What is a blockchain?

Trustworthy Ledgers

A ledger is a list of transactions, often financial ones. Businesses typically keep track of their finances with one or more ledgers that serve as source information for various transactions. For example, when I was writing my book on being a software engineer, I spent some money on the storefront and sample copies, but I made some sales, too.

The ledger for my business might look like so:

ID | Date       | Amount    | Purpose
---|------------|-----------|---------------------------------------
 1 | 2013-09-11 |   (35.00) | Reviewer copies
 2 | 2013-09-26 |   (30.00) | Purchase physical copies for promotion
 3 | 2013-09-30 |    (9.00) | Send Owl Monthly Fee
 4 | 2013-10-01 |    25.00  | Sale
 5 | 2013-10-01 |    25.00  | Sale
 6 | 2013-10-01 |    25.00  | Sale

Each new transaction is added to this list as I make more sales or incur more expenses.

For managing my publishing empire, it's just me, so storing this in a google doc works fine. The only person that needs this is my accountant.

Even a huge public company still uses this underlying concept to manage their finances. In the case of such a company, there will be many hands on these ledgers, and the number of people and systems that consume them is large. There are also many people and systems that feed data into these ledgers (a purchasing system, ordering system, payments system, etc.). You've also got myriad folks on some finance team consolidating this to report on the company's financial health and, in the United States at least, the Chief Financial Officer and Chief Executive Officer have to sign off on the validity of this ledger.

So, this thing has to be relied-upon to be correct.
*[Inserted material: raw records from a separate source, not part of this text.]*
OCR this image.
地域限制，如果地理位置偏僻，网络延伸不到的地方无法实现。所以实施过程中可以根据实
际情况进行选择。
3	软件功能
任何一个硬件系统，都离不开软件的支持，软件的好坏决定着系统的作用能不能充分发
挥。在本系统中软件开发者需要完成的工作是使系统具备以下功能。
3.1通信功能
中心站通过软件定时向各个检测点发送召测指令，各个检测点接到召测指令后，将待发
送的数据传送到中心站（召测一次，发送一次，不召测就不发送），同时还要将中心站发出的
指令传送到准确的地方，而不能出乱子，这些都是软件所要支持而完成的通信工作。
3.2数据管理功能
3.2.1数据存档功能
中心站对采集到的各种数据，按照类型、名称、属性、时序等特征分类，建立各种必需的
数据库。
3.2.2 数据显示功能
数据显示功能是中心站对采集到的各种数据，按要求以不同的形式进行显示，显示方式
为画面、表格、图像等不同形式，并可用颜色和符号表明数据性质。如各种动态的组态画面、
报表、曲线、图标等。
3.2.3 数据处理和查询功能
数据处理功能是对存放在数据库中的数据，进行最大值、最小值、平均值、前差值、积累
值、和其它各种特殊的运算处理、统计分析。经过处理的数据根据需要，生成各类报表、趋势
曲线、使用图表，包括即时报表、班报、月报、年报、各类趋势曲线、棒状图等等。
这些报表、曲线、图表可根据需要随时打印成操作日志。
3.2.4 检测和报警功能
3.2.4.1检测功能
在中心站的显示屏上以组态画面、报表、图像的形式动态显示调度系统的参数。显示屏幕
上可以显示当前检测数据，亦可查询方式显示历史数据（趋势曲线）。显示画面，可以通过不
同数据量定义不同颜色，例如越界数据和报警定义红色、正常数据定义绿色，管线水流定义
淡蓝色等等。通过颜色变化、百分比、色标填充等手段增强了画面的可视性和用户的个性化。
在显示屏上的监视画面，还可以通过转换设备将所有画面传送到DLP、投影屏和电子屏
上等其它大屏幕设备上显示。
To know that, the ledger must be consistent and correct.

Ensuring the Ledger is Correct

Above, I said that new transactions were added to the ledger. What about corrections? What if I really only made $23.75 per copy of my book, but my ledger says $25? I could change those entries, but then I'd be changing history.

The reason preserving the history of a ledger is important is that you make decisions based on what the ledger looked like at that time, and you publicize summarized results based on that ledger.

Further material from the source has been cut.